The Russian ruble is “holding up better than expected” despite its oil being slapped with tough Western sanctions over Putin’s illegal invasion of Ukraine. Moscow’s currency rebounded from over two-week lows on Wednesday, clawing back some losses sustained in the previous session, helped by high gas prices and the prospect of Thursday’s income tax payments by exporting firms.
By 11.36am, the ruble was 1.9 percent against the dollar at 59.39 , after sliding to 61.20 in early trade, its weakest point since July 11.
It had gained 2.3 percent to trade at 60.27 versus the euro, recovering from a more than two-week low of 62.0575 touched earlier.
In a further boost for Putin, the International Monetary Fund said it was now only predicting a 6 percent decline in Russian GDP despite earlier April predictions forecasting an 8.5 percent fall.

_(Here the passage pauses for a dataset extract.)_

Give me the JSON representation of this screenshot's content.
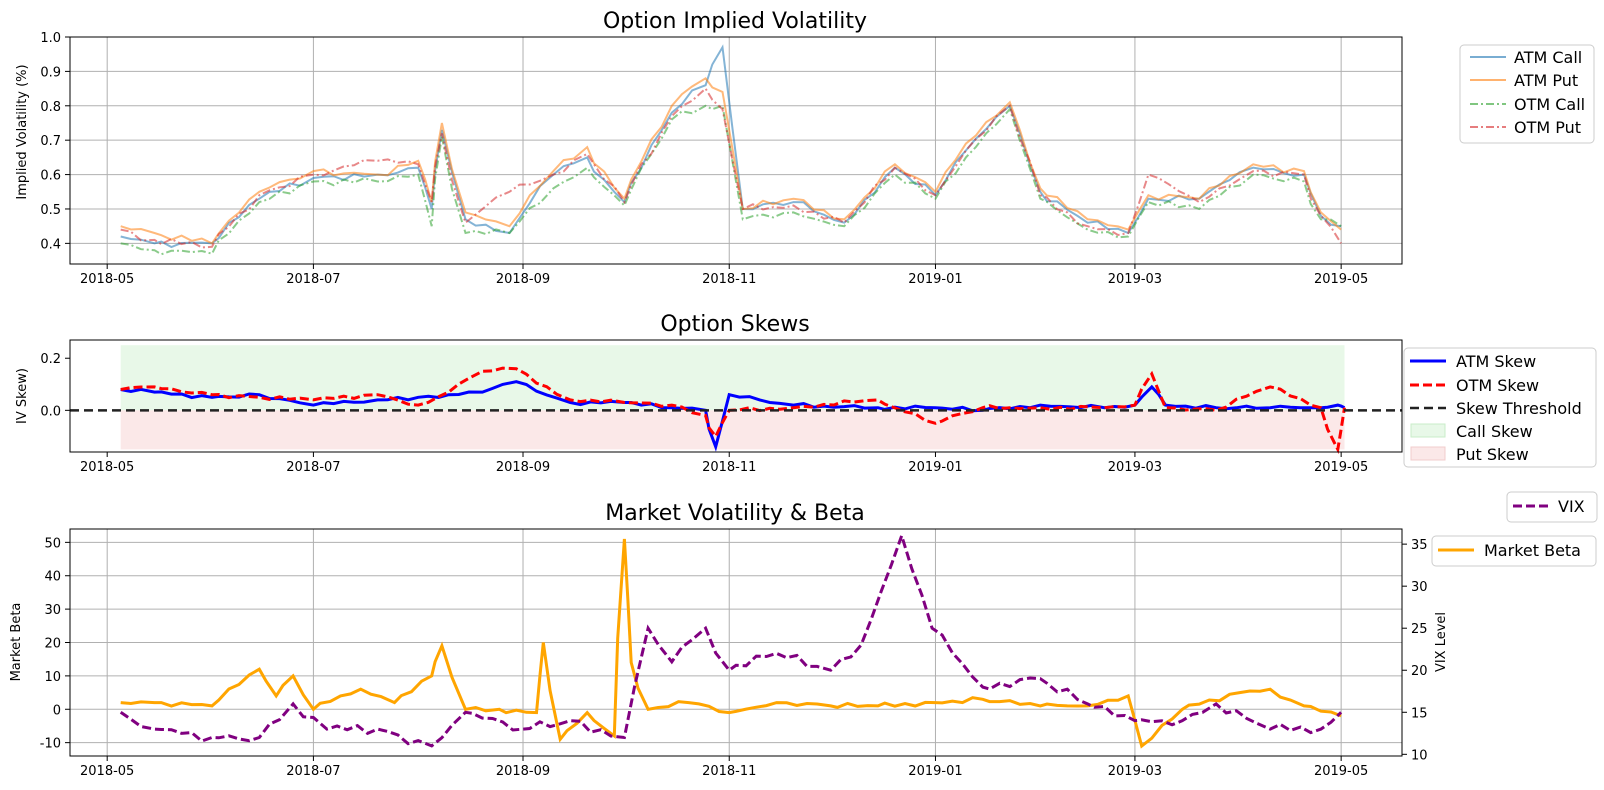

The IMF said: “The Russian economy should have contracted less than expected in the second quarter, with exports of crude oil and non-energy products holding up better than expected.
“In addition, domestic demand is also showing some resilience thanks to the containment of the effect of sanctions on the domestic financial sector and a weaker-than-expected weakening in the labour market.”
It comes at a time when the latest data showed despite Russian exports of oil, gas and metal falling sharply last month, rising prices are counterbalancing the impact of western efforts against Moscow.
These include restrictions on Russian households withdrawing foreign currency savings.
But the ruble slid lower in the last week, with the market anticipating measures from the government that may halt the currency’s strengthening.
Veles Capital said in a note: “The Russian currency, by all accounts, is turning to short-term decline in expectation of the introduction of a new budget rule.”
High commodity prices have also buoyed the currency, although the ruble’s strength has vexed officials as it dents Russia’s income from exports of those commodities and other goods priced in dollars and euros.
Brent crude oil, a global benchmark for Russia’s main export, was up 0.9 percent at $105.4 a barrel, but selling difficulties caused by sanctions mean Russia has been forced to sell at a discount.
Promsvyazbank analysts said: “It is worth noting that the decline in gas supplies from Russia to Europe also impacts the strengthening of positions of Western countries’ currencies.”
Meanwhile, Russian stock indexes are rising.
The dollar-denominated RTS index was up 2.6 percent to 1,166.0 points while the ruble-based MOEX Russian index was 0.2 percent higher at 2,197.5 points.
To make things worse for the bloc, on Tuesday, EU member states approved a weakened emergency plan to curb the demand for Russian gas.
The plan highlights fears that countries will be unable to meet goals to refill storage and keep their citizens warm during the winter months and that Europe’s fragile economic growth may take another hit if gas will have to be rationed.